O mais importante é a gente conhecer o nosso país por dentro, conhecer a nossa cultura, a razão das coisas que fizeram a gente chegar onde nós chegamos, afirmou Lula diante de uma plateia que reunia representantes de gigantes do entretenimento como Globo, Netflix, Disney e Warner Bros. O lançamento ocorre em um momento em que a produção cinematográfica brasileira, majoritariamente financiada com recursos públicos, enfrenta dificuldades para alcançar espectadores.

Segundo reportagem da Carta Capital, a plataforma estreou com 555 obras realizadas entre 1910 e 2025, incluindo 267 curtas, 139 longas-metragens, além de telefilmes e séries. Nos primeiros dias, os títulos mais acessados foram A Hora da Estrela (1985) e Deus e o Diabo na Terra do Sol (1964).

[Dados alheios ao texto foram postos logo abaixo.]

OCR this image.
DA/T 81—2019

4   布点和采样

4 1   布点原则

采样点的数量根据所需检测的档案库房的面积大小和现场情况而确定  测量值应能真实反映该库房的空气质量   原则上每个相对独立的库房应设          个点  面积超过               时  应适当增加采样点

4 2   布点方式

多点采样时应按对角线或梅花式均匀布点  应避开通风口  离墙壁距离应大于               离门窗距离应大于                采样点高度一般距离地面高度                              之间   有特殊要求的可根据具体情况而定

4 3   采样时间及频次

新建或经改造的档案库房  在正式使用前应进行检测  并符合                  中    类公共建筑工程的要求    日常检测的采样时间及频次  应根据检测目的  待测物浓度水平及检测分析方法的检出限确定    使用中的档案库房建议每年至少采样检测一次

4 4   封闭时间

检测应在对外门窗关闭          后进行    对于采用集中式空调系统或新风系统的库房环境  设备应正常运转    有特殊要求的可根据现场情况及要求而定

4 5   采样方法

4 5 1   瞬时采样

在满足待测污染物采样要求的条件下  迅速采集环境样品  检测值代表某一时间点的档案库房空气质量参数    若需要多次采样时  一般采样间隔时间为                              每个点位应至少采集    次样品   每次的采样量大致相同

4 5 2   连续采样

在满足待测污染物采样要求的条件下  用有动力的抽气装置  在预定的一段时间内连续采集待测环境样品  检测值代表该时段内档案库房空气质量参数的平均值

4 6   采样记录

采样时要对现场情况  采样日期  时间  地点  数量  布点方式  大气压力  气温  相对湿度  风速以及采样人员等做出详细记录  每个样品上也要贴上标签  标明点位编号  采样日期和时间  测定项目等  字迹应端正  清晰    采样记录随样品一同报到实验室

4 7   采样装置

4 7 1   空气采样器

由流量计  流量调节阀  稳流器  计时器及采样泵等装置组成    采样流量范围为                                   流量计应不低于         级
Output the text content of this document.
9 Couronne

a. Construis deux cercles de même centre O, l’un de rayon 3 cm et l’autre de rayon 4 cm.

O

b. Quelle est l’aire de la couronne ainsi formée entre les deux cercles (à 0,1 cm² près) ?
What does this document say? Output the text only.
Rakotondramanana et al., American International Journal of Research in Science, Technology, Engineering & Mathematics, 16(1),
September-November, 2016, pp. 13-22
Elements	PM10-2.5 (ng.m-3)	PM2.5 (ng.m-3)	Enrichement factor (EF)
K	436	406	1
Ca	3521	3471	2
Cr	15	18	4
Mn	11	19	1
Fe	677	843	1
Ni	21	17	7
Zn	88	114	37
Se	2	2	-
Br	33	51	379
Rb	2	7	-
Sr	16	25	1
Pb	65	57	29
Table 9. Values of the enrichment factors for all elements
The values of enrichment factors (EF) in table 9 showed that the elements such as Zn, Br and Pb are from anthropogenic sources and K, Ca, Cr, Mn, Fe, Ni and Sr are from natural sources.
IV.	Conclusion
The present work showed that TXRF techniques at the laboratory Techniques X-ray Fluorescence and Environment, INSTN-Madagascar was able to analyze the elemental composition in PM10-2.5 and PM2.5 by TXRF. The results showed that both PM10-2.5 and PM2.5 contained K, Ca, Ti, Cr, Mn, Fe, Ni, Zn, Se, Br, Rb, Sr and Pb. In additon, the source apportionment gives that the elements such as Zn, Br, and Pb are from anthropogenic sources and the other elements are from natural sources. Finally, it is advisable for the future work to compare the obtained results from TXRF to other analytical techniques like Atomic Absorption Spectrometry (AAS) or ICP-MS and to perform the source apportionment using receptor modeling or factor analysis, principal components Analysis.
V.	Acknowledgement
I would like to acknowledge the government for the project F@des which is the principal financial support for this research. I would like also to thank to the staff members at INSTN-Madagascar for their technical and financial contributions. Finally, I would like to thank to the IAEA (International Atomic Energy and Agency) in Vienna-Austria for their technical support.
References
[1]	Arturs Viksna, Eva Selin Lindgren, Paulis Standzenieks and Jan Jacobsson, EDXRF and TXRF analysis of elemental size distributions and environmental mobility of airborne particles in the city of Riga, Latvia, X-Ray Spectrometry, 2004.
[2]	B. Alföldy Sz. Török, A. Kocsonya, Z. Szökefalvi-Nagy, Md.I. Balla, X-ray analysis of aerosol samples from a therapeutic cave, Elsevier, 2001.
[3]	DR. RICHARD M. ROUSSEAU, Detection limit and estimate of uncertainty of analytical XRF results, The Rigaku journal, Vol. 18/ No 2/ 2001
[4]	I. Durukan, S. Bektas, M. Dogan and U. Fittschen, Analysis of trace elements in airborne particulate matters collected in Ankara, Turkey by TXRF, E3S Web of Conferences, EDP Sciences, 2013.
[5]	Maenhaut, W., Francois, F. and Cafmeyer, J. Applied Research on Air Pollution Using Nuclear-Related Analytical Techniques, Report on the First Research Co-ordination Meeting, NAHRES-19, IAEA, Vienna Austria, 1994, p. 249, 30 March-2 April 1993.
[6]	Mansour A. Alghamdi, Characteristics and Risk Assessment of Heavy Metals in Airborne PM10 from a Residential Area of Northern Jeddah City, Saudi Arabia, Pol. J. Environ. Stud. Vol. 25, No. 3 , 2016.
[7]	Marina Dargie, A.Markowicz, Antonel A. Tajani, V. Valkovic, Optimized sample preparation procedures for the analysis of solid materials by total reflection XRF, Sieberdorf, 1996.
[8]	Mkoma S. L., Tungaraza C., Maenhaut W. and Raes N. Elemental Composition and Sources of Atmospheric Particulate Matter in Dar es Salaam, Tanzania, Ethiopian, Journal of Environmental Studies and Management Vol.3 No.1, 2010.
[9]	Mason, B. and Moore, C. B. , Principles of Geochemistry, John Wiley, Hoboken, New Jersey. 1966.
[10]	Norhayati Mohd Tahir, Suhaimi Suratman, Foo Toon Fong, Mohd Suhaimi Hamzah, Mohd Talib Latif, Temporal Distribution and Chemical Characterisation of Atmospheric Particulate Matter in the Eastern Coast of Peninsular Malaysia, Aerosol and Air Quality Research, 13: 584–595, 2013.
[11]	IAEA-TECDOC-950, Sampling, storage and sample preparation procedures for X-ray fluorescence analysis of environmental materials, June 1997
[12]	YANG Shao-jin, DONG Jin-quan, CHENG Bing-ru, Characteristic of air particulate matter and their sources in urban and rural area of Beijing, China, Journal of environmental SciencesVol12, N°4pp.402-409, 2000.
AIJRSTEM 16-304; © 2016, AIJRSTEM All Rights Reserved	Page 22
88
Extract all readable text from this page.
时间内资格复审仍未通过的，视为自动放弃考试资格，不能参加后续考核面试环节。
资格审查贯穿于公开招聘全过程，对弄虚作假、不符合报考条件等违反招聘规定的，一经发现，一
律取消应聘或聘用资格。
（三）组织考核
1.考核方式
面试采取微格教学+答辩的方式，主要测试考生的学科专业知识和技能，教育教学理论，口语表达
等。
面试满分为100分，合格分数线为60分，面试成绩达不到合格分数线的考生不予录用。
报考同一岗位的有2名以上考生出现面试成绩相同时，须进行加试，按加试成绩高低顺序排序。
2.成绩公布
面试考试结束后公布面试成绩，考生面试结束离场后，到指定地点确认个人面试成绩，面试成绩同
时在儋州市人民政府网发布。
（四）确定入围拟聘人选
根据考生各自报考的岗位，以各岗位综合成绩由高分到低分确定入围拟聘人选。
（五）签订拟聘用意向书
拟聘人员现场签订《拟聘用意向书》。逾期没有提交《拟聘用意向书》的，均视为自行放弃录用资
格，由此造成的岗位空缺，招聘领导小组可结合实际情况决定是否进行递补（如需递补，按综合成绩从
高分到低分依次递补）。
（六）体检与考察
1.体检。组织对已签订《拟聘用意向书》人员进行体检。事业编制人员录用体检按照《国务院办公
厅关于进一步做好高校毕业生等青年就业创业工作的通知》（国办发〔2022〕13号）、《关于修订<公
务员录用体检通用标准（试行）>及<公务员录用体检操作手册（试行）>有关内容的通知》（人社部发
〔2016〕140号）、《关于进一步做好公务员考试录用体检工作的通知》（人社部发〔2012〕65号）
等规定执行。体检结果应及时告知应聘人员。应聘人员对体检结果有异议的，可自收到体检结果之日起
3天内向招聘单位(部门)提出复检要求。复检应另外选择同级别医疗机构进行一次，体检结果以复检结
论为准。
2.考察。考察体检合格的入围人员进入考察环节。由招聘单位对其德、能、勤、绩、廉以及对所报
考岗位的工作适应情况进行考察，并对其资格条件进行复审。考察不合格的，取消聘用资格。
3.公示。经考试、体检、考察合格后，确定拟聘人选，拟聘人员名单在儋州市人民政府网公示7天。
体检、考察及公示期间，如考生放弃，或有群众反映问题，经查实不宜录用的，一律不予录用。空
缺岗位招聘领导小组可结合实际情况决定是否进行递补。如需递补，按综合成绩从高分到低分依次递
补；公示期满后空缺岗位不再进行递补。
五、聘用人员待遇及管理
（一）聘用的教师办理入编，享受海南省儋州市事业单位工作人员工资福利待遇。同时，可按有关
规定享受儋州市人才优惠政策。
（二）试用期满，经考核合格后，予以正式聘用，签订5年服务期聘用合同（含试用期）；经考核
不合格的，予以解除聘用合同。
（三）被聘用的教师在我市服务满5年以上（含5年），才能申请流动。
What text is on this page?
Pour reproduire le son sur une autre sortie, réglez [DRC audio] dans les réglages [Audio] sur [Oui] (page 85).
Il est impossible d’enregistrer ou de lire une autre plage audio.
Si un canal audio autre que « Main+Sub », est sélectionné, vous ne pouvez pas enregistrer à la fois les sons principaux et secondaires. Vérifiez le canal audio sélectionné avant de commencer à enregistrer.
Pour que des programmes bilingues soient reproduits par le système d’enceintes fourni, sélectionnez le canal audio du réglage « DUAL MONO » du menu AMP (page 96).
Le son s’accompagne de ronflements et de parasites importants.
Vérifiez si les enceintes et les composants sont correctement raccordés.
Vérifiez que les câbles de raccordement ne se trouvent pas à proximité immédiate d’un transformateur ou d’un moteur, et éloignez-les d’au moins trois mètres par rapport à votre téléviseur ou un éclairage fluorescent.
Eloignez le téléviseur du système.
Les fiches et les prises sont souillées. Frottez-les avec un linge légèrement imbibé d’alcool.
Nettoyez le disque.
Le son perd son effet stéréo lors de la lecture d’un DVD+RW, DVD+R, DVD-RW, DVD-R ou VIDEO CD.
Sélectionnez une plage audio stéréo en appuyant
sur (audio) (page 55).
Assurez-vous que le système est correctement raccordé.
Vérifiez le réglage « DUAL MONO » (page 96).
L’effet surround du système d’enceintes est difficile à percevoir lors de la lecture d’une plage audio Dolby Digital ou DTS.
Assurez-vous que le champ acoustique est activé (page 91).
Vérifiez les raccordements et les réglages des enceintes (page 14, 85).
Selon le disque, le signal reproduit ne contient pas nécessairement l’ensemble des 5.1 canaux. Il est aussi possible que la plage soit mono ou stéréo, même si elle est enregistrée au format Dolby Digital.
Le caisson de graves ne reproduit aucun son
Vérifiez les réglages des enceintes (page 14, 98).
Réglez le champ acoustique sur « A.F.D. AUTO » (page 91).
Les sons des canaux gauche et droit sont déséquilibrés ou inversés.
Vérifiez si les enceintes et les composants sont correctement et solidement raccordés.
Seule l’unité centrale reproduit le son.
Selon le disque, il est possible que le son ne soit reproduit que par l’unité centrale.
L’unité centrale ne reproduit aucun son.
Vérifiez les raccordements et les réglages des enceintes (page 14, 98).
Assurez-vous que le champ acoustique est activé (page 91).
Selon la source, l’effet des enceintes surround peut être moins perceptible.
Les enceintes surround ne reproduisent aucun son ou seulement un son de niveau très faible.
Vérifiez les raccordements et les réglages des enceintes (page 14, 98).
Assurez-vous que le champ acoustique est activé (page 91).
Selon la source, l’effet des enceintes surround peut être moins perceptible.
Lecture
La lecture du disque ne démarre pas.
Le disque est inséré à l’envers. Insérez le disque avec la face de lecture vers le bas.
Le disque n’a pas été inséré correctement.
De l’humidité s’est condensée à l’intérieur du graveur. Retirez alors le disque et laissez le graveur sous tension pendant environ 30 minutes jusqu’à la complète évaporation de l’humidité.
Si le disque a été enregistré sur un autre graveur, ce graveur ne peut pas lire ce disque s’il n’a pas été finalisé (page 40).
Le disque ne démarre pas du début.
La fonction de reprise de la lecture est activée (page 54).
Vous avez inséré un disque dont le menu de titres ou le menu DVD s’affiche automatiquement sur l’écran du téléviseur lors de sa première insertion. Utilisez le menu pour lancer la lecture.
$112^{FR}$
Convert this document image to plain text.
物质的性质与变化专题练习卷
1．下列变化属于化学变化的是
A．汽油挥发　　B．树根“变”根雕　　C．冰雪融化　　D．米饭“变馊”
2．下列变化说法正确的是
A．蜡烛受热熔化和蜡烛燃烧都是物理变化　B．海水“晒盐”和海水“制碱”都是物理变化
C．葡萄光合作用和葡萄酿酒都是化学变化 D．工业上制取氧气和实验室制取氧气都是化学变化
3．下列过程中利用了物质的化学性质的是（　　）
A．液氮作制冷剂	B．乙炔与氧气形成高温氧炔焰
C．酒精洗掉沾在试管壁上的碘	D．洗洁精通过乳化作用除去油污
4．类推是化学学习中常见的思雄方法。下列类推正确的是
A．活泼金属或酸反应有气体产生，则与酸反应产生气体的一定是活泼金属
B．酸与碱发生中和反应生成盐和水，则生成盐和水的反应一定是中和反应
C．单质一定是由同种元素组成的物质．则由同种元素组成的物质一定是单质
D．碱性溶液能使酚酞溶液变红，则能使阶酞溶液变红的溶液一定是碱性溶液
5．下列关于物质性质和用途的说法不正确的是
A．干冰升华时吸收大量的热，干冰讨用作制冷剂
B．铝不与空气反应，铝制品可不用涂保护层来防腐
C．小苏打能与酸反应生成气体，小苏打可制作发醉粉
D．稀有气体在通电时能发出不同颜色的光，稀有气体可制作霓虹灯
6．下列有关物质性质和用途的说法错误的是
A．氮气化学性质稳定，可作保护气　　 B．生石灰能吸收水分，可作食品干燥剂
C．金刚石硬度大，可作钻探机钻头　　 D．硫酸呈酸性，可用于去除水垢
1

O investimento total foi de 10,1 milhões de reais, valor equivalente a dois longas-metragens modestos no Brasil. Desse montante, 3,8 milhões foram destinados a um edital de licenciamento, 570 mil reais à aquisição de 19 filmes que representaram o país no Oscar e 5,6 milhões ao desenvolvimento tecnológico.

A secretária do Audiovisual, Joelma Gonzaga, destacou que a iniciativa atualiza programas anteriores como a Programadora Brasil e o Cine Mais Cultura, promovendo a democratização digital com conteúdo 100% brasileiro e gratuito. A curadoria dá ênfase a recortes de cinema negro, cinema indígena e produções dirigidas por mulheres.

Parte do acervo inicial veio de instituições vinculadas ao Ministério da Cultura, como a Cinemateca Brasileira e a Funarte, com acordos previstos para incorporar também o conteúdo da EBC e da TV Brasil. O acesso é feito por login no gov.br, e um aplicativo para celular deve ser lançado em 30 dias.

Daniel Queiroz, da distribuidora Embaúba, vê na plataforma uma chance de romper o nicho dos festivais e salas de cinema especializadas, levando o cinema autoral brasileiro a cidades do interior. O que veremos com o tempo é se os filmes mais relevantes que as pessoas querem ver estarão na plataforma.

O projeto, no entanto, esbarra na realidade do mercado audiovisual, onde a exclusividade é moeda valiosa e grandes sucessos como Ainda Estou Aqui e O Agente Secreto já estão licenciados por Globoplay e Netflix. A ausência de uma regulação específica para o streaming no país também projeta incertezas sobre a capacidade do poder público de manter um catálogo competitivo.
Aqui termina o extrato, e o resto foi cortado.